Project Rider
Overview
I worked on a 2D warehouse arcade prototype game in the last couple months. I had a lot of fun making this one since I got to design a vehicle control movement system for the first time ever. It was a blast! I intended for the gameplay loop to be simple but with some added challenge to it and I am happy with how it turned out.
Goal
The objective of the game is to pick up an order which contains a certain amount of items to pick throughout the level and get those items delivered to the drop off zone. There is a timer that counts down and the player should try and complete as many orders as they can before the timer is up.
Gameplay loop flowchart
Player Movement
This was the part that I was most excited to work on as I have never created a vehicle movement system before. I took a while exploring various other arcade games and saw how they felt to drive around. I landed on a somewhat tank control movement where the player has a gas and a reverse button and can only steer using the left and right direction. The player also can only rotate when the gas or reverse button is held down. You can see how the movement look in any video that I will post in this blog entry.
Controller Support
Playing this game with controller was something that I wanted from the get go. With unity’s new input system it made it very easy to implement controller support. I just had to assign what buttons worked for moving forward, backwards and steering. Currently only have the player movement working with controllers and I am happy how well it has worked out at this point in the prototype.
Random Pick Spawner
I made a system where a random amount of items are spawned at a random location in a list of locations available. How this system works is I have an item prefab and when the player picks up a new order it will randomly choose between a min and max number of items to spawn. The locations are stored in a list and those items will spawn at one of those locations that are not currently taken. It does randomly choose the locations also instead of spawning them in the same order over and over. The video below is a showcase of the spawner system at its early stages.

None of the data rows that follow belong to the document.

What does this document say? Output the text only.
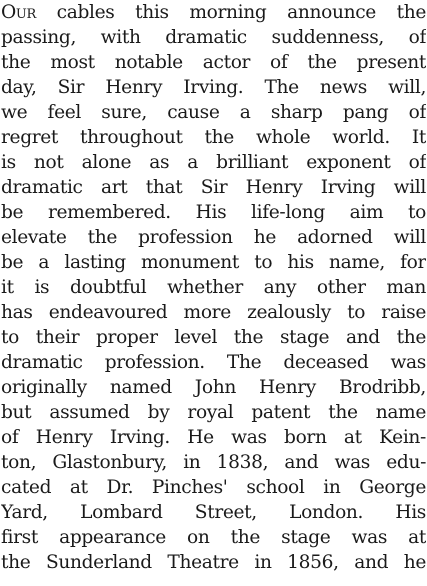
Our cables this morning announce the
passing, with dramatic suddenness, of
the most notable actor of the present
day, Sir Henry Irving. The news will,
we feel sure, cause a sharp pang of
regret throughout the whole world. It
is not alone as a brilliant exponent of
dramatic art that Sir Henry Irving will
be remembered. His life-long aim to
elevate the profession he adorned will
be a lasting monument to his name, for
it is doubtful whether any other man
has endeavoured more zealously to raise
to their proper level the stage and the
dramatic profession. The deceased was
originally named John Henry Brodribb,
but assumed by royal patent the name
of Henry Irving. He was born at Kein-
ton, Glastonbury, in 1838, and was edu-
cated at Dr. Pinches' school in George
Yard, Lombard Street, London. His
first appearance on the stage was at
the Sunderland Theatre in 1856, and he
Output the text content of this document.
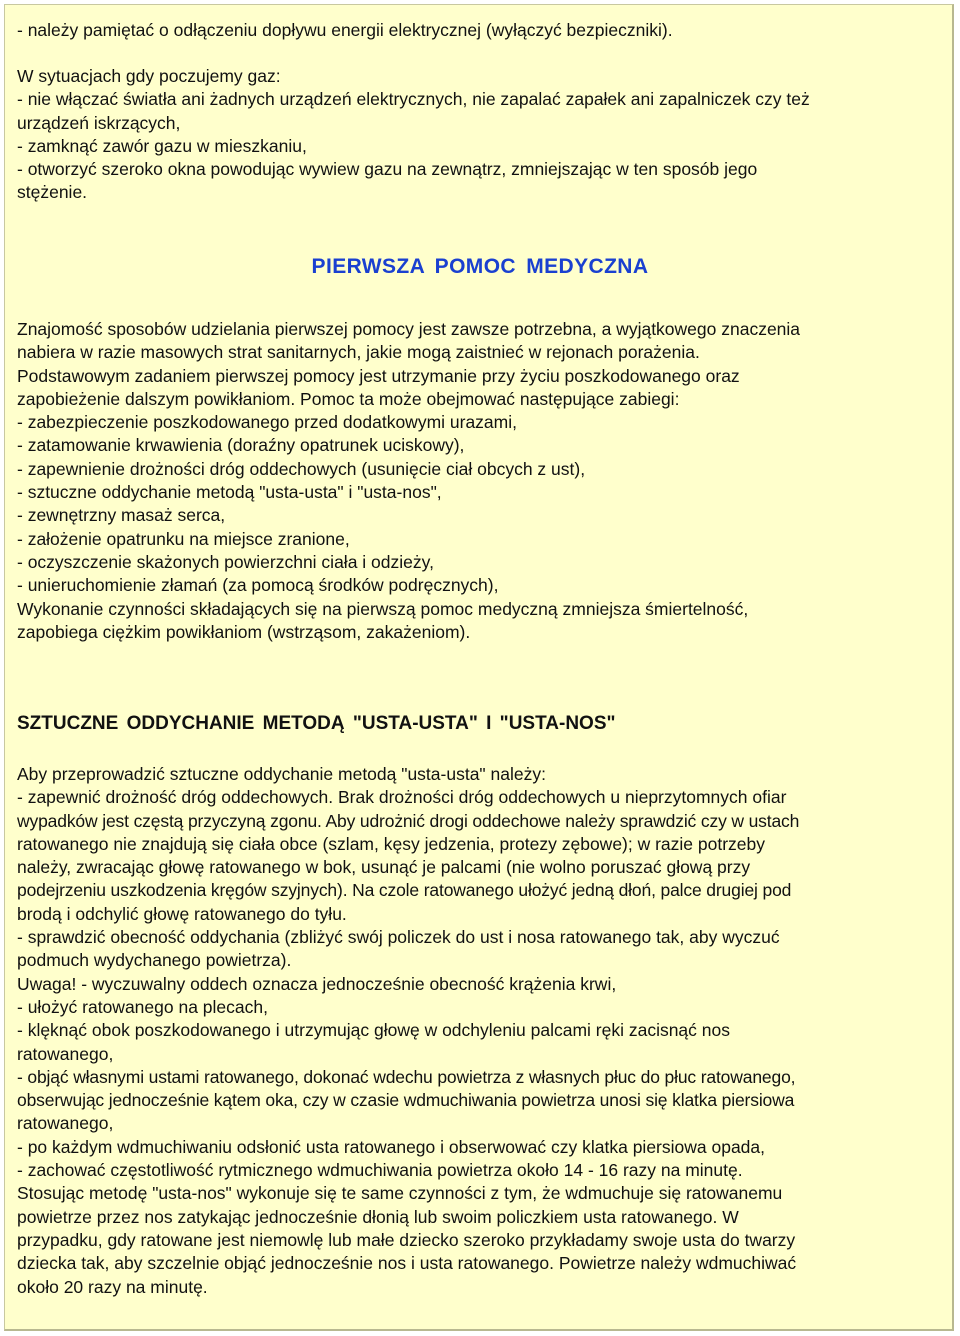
- należy pamiętać o odłączeniu dopływu energii elektrycznej (wyłączyć bezpieczniki).

W sytuacjach gdy poczujemy gaz:
- nie włączać światła ani żadnych urządzeń elektrycznych, nie zapalać zapałek ani zapalniczek czy też
urządzeń iskrzących,
- zamknąć zawór gazu w mieszkaniu,
- otworzyć szeroko okna powodując wywiew gazu na zewnątrz, zmniejszając w ten sposób jego
stężenie.

PIERWSZA POMOC MEDYCZNA

Znajomość sposobów udzielania pierwszej pomocy jest zawsze potrzebna, a wyjątkowego znaczenia
nabiera w razie masowych strat sanitarnych, jakie mogą zaistnieć w rejonach porażenia.
Podstawowym zadaniem pierwszej pomocy jest utrzymanie przy życiu poszkodowanego oraz
zapobieżenie dalszym powikłaniom. Pomoc ta może obejmować następujące zabiegi:
- zabezpieczenie poszkodowanego przed dodatkowymi urazami,
- zatamowanie krwawienia (doraźny opatrunek uciskowy),
- zapewnienie drożności dróg oddechowych (usunięcie ciał obcych z ust),
- sztuczne oddychanie metodą "usta-usta" i "usta-nos",
- zewnętrzny masaż serca,
- założenie opatrunku na miejsce zranione,
- oczyszczenie skażonych powierzchni ciała i odzieży,
- unieruchomienie złamań (za pomocą środków podręcznych),
Wykonanie czynności składających się na pierwszą pomoc medyczną zmniejsza śmiertelność,
zapobiega ciężkim powikłaniom (wstrząsom, zakażeniom).

SZTUCZNE ODDYCHANIE METODĄ "USTA-USTA" I "USTA-NOS"

Aby przeprowadzić sztuczne oddychanie metodą "usta-usta" należy:
- zapewnić drożność dróg oddechowych. Brak drożności dróg oddechowych u nieprzytomnych ofiar
wypadków jest częstą przyczyną zgonu. Aby udrożnić drogi oddechowe należy sprawdzić czy w ustach
ratowanego nie znajdują się ciała obce (szlam, kęsy jedzenia, protezy zębowe); w razie potrzeby
należy, zwracając głowę ratowanego w bok, usunąć je palcami (nie wolno poruszać głową przy
podejrzeniu uszkodzenia kręgów szyjnych). Na czole ratowanego ułożyć jedną dłoń, palce drugiej pod
brodą i odchylić głowę ratowanego do tyłu.
- sprawdzić obecność oddychania (zbliżyć swój policzek do ust i nosa ratowanego tak, aby wyczuć
podmuch wydychanego powietrza).
Uwaga! - wyczuwalny oddech oznacza jednocześnie obecność krążenia krwi,
- ułożyć ratowanego na plecach,
- klęknąć obok poszkodowanego i utrzymując głowę w odchyleniu palcami ręki zacisnąć nos
ratowanego,
- objąć własnymi ustami ratowanego, dokonać wdechu powietrza z własnych płuc do płuc ratowanego,
obserwując jednocześnie kątem oka, czy w czasie wdmuchiwania powietrza unosi się klatka piersiowa
ratowanego,
- po każdym wdmuchiwaniu odsłonić usta ratowanego i obserwować czy klatka piersiowa opada,
- zachować częstotliwość rytmicznego wdmuchiwania powietrza około 14 - 16 razy na minutę.
Stosując metodę "usta-nos" wykonuje się te same czynności z tym, że wdmuchuje się ratowanemu
powietrze przez nos zatykając jednocześnie dłonią lub swoim policzkiem usta ratowanego. W
przypadku, gdy ratowane jest niemowlę lub małe dziecko szeroko przykładamy swoje usta do twarzy
dziecka tak, aby szczelnie objąć jednocześnie nos i usta ratowanego. Powietrze należy wdmuchiwać
około 20 razy na minutę.
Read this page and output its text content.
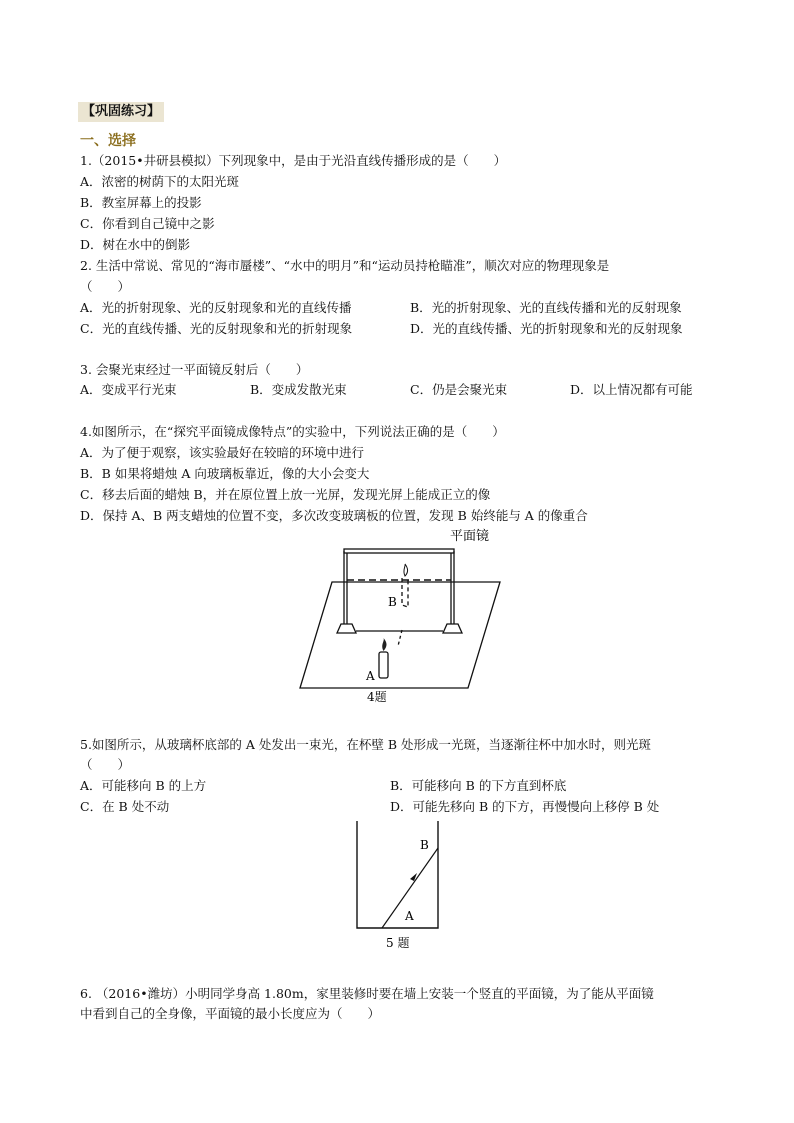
【巩固练习】
一、选择
1.（2015•井研县模拟）下列现象中，是由于光沿直线传播形成的是（　　）
A．浓密的树荫下的太阳光斑
B．教室屏幕上的投影
C．你看到自己镜中之影
D．树在水中的倒影
2. 生活中常说、常见的“海市蜃楼”、“水中的明月”和“运动员持枪瞄准”，顺次对应的物理现象是
（　　）
A．光的折射现象、光的反射现象和光的直线传播	B．光的折射现象、光的直线传播和光的反射现象
C．光的直线传播、光的反射现象和光的折射现象	D．光的直线传播、光的折射现象和光的反射现象
3. 会聚光束经过一平面镜反射后（　　）
A．变成平行光束	B．变成发散光束	C．仍是会聚光束	D．以上情况都有可能
4.如图所示，在“探究平面镜成像特点”的实验中，下列说法正确的是（　　）
A．为了便于观察，该实验最好在较暗的环境中进行
B．B 如果将蜡烛 A 向玻璃板靠近，像的大小会变大
C．移去后面的蜡烛 B，并在原位置上放一光屏，发现光屏上能成正立的像
D．保持 A、B 两支蜡烛的位置不变，多次改变玻璃板的位置，发现 B 始终能与 A 的像重合
平面镜
B
A
4题
5.如图所示，从玻璃杯底部的 A 处发出一束光，在杯壁 B 处形成一光斑，当逐渐往杯中加水时，则光斑
（　　）
A．可能移向 B 的上方	B．可能移向 B 的下方直到杯底
C．在 B 处不动	D．可能先移向 B 的下方，再慢慢向上移停 B 处
B
A
5 题
6. （2016•潍坊）小明同学身高 1.80m，家里装修时要在墙上安装一个竖直的平面镜，为了能从平面镜
中看到自己的全身像，平面镜的最小长度应为（　　）
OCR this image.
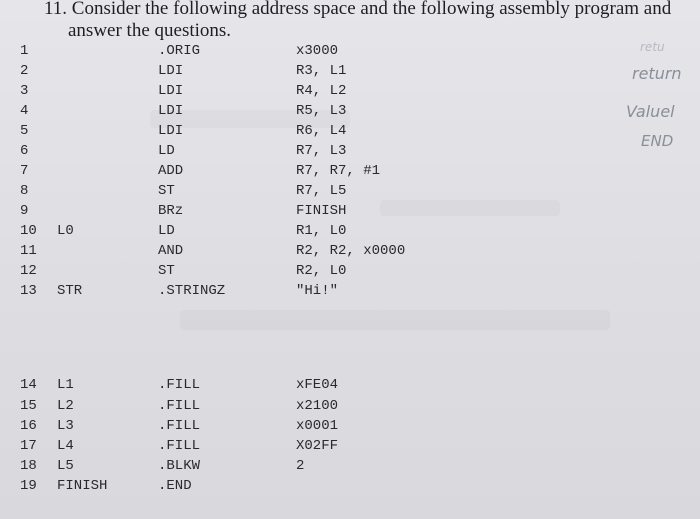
11. Consider the following address space and the following assembly program and
answer the questions.
1	.ORIG	x3000
2	LDI	R3, L1
3	LDI	R4, L2
4	LDI	R5, L3
5	LDI	R6, L4
6	LD	R7, L3
7	ADD	R7, R7, #1
8	ST	R7, L5
9	BRz	FINISH
10 L0	LD	R1, L0
11	AND	R2, R2, x0000
12	ST	R2, L0
13 STR	.STRINGZ	"Hi!"
14 L1	.FILL	xFE04
15 L2	.FILL	x2100
16 L3	.FILL	x0001
17 L4	.FILL	X02FF
18 L5	.BLKW	2
19 FINISH	.END
retu
return
Valuel
END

The blue box is where the player must enter to pick the order up and that will trigger the spawner system to spawn them items.
The white squares are the locations where the items will spawn at.
The yellow squares are the actual item being spawned at the spawn point locations.
Pick Spawner Code Sample
This is the script that handles how the items are spawned and where they will be spawned at. I have a array of transforms which is all of the spawn points and a game object which is the prefab to spawn at those spawn points. I have two functions on how it is handled. One function to choose the location which chooses a random location to be spawned at and the other function to handle the actual spawning of the prefab.
Gameplay Loop Testing
I got the player movement working, I got my spawner working. Only thing I need to complete is a full gameplay loop where the player picks the orders up, gets the items, and then drops them off.
How I handled getting orders and dropping off orders is by creating trigger zones. The zone that is blue in the video is picking the order up, while the green zone is dropping the order off. This was really easy to get up and running as I had the zones detect if the player has entered that zone. If the player entered that zone, handle the functionality.
Countdown Timer
The game was pretty fun as it was but, I felt it was still missing something. That is when the countdown timer was born. It added a feeling of the game being frantic and a need to finish the orders before the time is up. I designed the timer to start when the player clicks a button to start the level and stop when reaching zero. When the timer reaches zero the player will stop moving and the game over screen will display any stats for that current run.